Sometimes I think about it… Just saying fuck it and joining the parties, like I used to when they first started. Getting fucked up and burning it all down, because this life I’ve built is a flimsy ass structure made of fucking kindling.

Addict or not, I’m still a hot freaking mess. And the worst part is that no one knows it.

I’ve been hiding the real me far longer than I ever hid my substance abuse.

Maybe if I hadn’t finally gotten clean for good five years ago, and instantly married someone who barely knew me as a sober person, let alone a person at all—one of the worst things you can do in early recovery—I wouldn’t be so stunted right now.

And habitually jealous of my coworkers because at least they can feel good without hiding it and dripping in immediate shame the moment the orgasm high wears off.

I’m feeling like a complete and utter fraud as we reach the hotel, splitting up to get ready.

I go with Joy, up to her room, and Rook tags along.

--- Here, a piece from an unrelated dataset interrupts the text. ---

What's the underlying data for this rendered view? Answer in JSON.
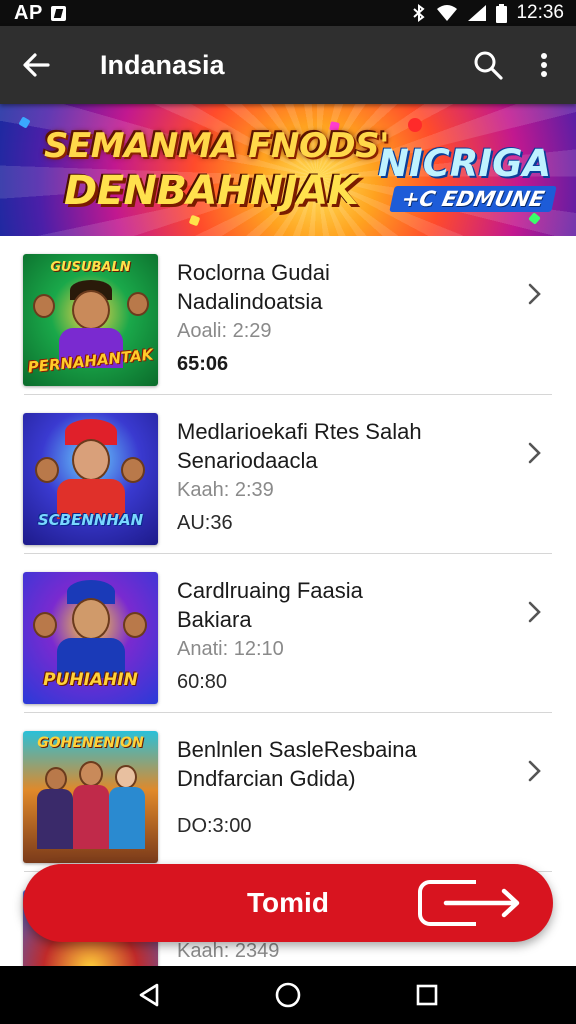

I don’t know much about the guy, but because the tension between him and Velle is as palpable as being set on fire when you’re in any shared space with them, I’d assumed he was gay.

But then, he also seems equally smitten with Joy.

It doesn’t surprise me. Bisexual is the default setting on Alabaster Isle. You’d think that would make it easy for me to be just a little open. But it’s not that simple…

I’m deep in this thing now. So deep, I don’t think I’ll ever be able to claw my way out.

It’s like quicksand. The more I struggle, the deeper I sink.

And now I’m realizing why going out with them isn’t good. We’re not even in the club yet and I’m already battling demons I haven’t danced with in years.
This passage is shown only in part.